Но это было ещё не самое худшее. Оно, «худшее», размещалось глубине помещения, напротив следовательских мест, и человеку несведущему могло показаться связанным с медициной: столики на колёсиках, застеленные белой тканью, на них разложены никелированные инструменты, что-то вроде клещёй, молоточков и крупных игл. Столы большие, типа операционных, оснащённые ремнями и цепями. Кресла вроде зубоврачебных и гинекологических… Однако, ни у доктора Гвейрана, ни у двух контрразведчиков в особенности, сомнений в их назначении не возникло: это было пыточное оборудование.
И именно в этой, пыточной части кабинета, цергард Эйнер заметил старого своего знакомого. Регард Сногр на тот момент пребывал в положении крайне затруднительном: висел под потолком на вывернутых, связанных за спиной руках. Голова его упала на грудь, лицо было обезображено побоями почти до неузнаваемости, с губ свисали длинные нити кровавой слюны. На него даже смотреть было больно, а уж если вспомнить, что при этом чувствуешь… Цергард Эйнер невольно передёрнул плечами, торопливо осенил себя четверным знамением, потому что именно так на его месте поступил бы настоящий монах, и мысленно поклялся отмстить за боевого товарища.
Но тут Сногр вдруг очнулся, и о благих своих намерениях Верховный тут же позабыл — не до того стало.
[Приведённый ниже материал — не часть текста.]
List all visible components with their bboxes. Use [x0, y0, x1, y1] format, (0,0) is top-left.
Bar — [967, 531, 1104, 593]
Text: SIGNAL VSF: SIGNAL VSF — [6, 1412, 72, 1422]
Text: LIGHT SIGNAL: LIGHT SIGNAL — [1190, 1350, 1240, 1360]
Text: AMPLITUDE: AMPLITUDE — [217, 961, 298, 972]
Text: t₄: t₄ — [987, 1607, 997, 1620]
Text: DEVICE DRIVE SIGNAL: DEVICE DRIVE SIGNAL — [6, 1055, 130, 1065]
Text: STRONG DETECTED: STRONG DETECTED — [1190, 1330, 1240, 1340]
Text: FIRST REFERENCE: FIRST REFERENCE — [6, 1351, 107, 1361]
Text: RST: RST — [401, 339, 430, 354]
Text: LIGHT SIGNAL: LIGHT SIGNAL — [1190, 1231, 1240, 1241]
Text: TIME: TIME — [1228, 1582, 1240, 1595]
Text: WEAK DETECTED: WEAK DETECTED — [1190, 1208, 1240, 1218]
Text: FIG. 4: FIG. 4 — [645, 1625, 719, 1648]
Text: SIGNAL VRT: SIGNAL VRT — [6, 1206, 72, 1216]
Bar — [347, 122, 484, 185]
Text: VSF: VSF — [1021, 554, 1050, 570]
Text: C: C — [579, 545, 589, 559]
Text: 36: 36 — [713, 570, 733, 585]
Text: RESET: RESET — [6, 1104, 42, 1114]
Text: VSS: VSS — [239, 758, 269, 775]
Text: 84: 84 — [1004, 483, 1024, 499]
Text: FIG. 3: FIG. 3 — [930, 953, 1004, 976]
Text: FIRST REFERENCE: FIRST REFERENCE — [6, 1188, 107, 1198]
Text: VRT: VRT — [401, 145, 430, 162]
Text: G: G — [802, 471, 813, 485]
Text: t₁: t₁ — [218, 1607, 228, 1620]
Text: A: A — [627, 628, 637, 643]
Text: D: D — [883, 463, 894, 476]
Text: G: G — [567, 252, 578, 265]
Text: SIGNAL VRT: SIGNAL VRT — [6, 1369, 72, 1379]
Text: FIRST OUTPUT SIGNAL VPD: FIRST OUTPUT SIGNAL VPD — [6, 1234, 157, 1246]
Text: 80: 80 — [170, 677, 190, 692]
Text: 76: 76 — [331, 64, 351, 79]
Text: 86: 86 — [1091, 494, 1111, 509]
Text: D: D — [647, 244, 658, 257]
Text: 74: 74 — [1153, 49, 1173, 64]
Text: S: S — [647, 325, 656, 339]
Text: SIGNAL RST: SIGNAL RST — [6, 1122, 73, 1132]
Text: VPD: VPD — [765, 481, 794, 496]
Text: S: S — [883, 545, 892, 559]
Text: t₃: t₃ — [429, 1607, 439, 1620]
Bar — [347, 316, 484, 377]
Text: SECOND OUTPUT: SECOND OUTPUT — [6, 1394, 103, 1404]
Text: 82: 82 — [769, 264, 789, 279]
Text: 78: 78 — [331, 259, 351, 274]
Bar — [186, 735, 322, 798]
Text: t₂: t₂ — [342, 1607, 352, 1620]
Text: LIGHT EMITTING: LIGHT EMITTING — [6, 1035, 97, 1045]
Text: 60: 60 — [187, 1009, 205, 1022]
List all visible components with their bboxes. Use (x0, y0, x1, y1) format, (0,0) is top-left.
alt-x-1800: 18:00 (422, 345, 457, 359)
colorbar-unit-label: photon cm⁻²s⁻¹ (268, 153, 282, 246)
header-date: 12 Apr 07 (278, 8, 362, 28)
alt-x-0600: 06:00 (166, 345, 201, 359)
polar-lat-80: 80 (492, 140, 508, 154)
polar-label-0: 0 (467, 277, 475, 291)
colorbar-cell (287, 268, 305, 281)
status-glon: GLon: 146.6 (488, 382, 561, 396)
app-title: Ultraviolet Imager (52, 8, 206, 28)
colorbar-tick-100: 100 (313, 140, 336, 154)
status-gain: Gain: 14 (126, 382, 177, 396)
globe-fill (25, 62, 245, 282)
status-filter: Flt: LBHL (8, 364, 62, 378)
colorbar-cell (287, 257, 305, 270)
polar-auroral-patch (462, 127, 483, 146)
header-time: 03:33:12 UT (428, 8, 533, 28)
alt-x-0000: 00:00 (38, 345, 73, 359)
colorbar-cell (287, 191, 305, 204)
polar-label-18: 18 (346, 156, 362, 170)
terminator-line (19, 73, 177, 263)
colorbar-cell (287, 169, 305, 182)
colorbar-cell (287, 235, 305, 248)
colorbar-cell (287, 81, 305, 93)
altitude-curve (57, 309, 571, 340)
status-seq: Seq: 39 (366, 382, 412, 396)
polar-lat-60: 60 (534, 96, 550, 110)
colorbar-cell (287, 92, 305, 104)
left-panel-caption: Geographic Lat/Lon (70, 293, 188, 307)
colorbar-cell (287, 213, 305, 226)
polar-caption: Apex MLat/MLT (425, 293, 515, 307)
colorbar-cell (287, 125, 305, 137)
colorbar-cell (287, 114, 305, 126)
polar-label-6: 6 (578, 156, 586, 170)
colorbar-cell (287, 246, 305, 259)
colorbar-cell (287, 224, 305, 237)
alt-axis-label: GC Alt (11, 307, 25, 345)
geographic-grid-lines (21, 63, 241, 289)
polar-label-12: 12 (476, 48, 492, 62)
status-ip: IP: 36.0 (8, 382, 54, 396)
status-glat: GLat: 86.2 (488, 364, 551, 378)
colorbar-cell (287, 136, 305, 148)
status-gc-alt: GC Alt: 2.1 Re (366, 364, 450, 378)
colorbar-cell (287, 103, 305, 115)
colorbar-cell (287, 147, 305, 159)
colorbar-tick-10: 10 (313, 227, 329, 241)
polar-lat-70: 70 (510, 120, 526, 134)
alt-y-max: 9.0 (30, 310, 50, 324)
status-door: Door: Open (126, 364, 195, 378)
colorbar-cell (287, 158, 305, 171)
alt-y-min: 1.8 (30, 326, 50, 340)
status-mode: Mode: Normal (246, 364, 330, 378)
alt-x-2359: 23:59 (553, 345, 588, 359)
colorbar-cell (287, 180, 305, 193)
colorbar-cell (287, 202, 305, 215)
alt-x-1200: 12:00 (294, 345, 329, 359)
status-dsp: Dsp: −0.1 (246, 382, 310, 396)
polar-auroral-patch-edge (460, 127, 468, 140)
В мутных, пьяных от боли глазах регарда мелькнуло истерическое ликование. Он уже рот раскрыл, он уже взмыкнул что-то нечленораздельное, обнажив окровавленные, беззубые дёсны, но цергард успел его опередить. Никто из присутствующих, двое следователей в том числе, не заметили, как один из монахов сделал быстрый и странный жест рукой. Сначала выгнул кисть горизонтально, словно отмеряя от пола высоту детского роста, потом чиркнул на этом уровне указательным пальцем, резко, по дуге — будто горло перерезал кому-то маленькому…
И глаза несчастного Сногра вмиг погасли, голова вновь упала на грудь. Он получил тот самый дополнительный стимул, благодаря которому человек мог выдержать самые страшные пытки.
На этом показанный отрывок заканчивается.